I have another patch somewhere that cuts down the number win32_isatty() calls coming from the POSIX-y PerlIO .c code by an order of magnitude (90%), but I want to get this patch in first, which makes the win32_isatty() impl better, regardless of goodness or badness, of whatever the caller frame's code is doing.

The patch that removes isatty() calls from POSIX-y PerlIO .c code by an order of magnitude (90%) is a cross platform patch, so its definitely another PR.

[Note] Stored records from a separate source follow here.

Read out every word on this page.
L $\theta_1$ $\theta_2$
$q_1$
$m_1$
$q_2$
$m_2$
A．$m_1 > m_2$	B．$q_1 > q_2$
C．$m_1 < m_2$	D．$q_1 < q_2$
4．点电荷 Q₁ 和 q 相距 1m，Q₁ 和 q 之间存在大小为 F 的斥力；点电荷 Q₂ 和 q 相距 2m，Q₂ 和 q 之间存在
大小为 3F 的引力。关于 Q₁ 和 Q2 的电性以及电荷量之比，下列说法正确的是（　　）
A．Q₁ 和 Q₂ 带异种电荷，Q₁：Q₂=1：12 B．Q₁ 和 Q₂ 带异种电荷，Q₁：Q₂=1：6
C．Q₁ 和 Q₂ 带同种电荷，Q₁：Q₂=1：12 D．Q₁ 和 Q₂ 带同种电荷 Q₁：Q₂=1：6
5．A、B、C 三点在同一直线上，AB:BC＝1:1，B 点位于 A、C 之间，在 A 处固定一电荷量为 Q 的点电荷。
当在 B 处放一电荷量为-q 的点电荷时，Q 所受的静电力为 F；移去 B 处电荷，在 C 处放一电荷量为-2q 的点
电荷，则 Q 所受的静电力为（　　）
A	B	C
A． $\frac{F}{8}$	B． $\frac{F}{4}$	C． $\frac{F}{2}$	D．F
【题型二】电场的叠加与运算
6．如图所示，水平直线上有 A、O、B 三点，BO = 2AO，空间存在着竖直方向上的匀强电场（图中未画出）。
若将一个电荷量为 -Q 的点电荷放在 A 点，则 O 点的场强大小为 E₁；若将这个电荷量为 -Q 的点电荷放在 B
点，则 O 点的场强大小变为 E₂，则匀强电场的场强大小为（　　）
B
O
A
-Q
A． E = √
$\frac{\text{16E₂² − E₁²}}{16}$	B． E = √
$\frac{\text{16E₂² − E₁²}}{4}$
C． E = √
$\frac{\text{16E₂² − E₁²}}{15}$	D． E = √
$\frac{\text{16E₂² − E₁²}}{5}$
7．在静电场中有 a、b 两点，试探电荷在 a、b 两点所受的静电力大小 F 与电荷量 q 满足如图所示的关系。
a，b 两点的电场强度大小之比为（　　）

The Win32 Console APIs aren't known for being I/O speed demons. > to a disk file handle vs console level > to a disk file or console level | to another process is like 10x or 100x the speed to move the same number of MBs.

Plus waking up csrss.exe process to force it to search its global handle table for "junk value handles" from perl.exe made with an "RNG" isn't polite.

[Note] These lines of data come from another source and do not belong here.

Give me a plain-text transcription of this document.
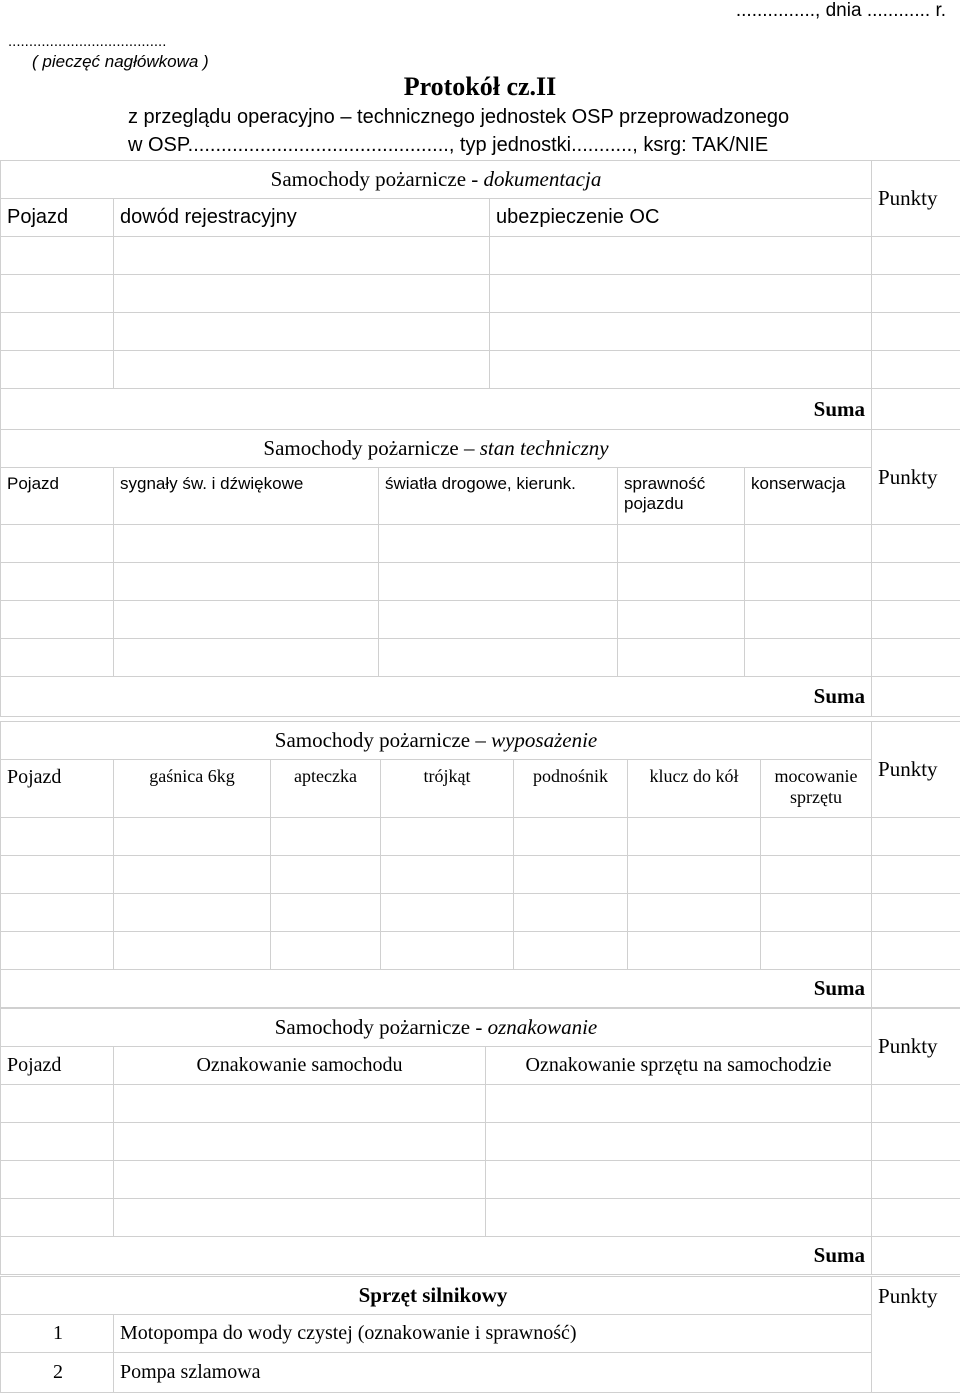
..............., dnia ............ r.
......................................
( pieczęć nagłówkowa )
Protokół cz.II
z przeglądu operacyjno – technicznego jednostek OSP przeprowadzonego
w OSP..............................................., typ jednostki..........., ksrg: TAK/NIE
Samochody pożarnicze - dokumentacja			Punkty
Pojazd	dowód rejestracyjny	ubezpieczenie OC	

Suma			
Samochody pożarnicze – stan techniczny					Punkty
Pojazd	sygnały św. i dźwiękowe	światła drogowe, kierunk.	sprawność pojazdu	konserwacja	

Suma					
Samochody pożarnicze – wyposażenie							Punkty
Pojazd	gaśnica 6kg	apteczka	trójkąt	podnośnik	klucz do kół	mocowanie sprzętu	

Suma							
Samochody pożarnicze - oznakowanie			Punkty
Pojazd	Oznakowanie samochodu	Oznakowanie sprzętu na samochodzie	

Suma			
Sprzęt silnikowy		Punkty
1	Motopompa do wody czystej (oznakowanie i sprawność)	
2	Pompa szlamowa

I could've done Native API/Asm style optimizations inside win32_isatty() but I decided that is a bad idea, MS in late Win10s era/Win 11 era has done heavy refactoring on cmd.exe, and I don't want to make non-public API assumptions of what a Console I/O handle/opaque integer actually is. So I decided NOT to use the unaligned U32 * test/magic trick for Console I/O handles, or the -1 -2 -3 tricks.

Safer and easier and less thinking and less work to off load responsibility for all the shortcut tricks to GetFileType()@kernel32,dll.

GetFileType(fh) == FILE_TYPE_CHAR sounds like that is frozen MS Public API forever, aslong as you have access to symbol GetFileType()@kernel32,dll it will work forever.

Remember GetFileType()@kernelbase.dll IS NOT identical to GetFileType()@kernel32,dll, but that is irrelevant to WinPerl. All 3, WinPerl, Mingw GCC and MSVC 2022, don't know about and don't link to kernelbase.dll.

MS specifically says kernelbase.dll isn't part of Public API/ABI and isn't part of 1337 API/ABI, and can disappear at any time, see https://learn.microsoft.com/en-us/windows/win32/win7appqual/new-low-level-binaries .

Win RT Apps/MS Mobile App Store walled garden Apps, probably are forbidden from C linking against kernel32,dll. kernel32,dll simple doesn't exist anymore for UWP/Win RT App Store processes. They can only link against kernelbase.dll, and GetFileType()@kernelbase.dll has no idea that the WinOS has user-mode emulated Console I/O Handles. Technically Win RT apps don't link against a file called kernelbase.dll, they use the API Set .dlls in their import tables, and MS can rewire those PE symbol forwarder entries to anywhere .dll-wise at runtime.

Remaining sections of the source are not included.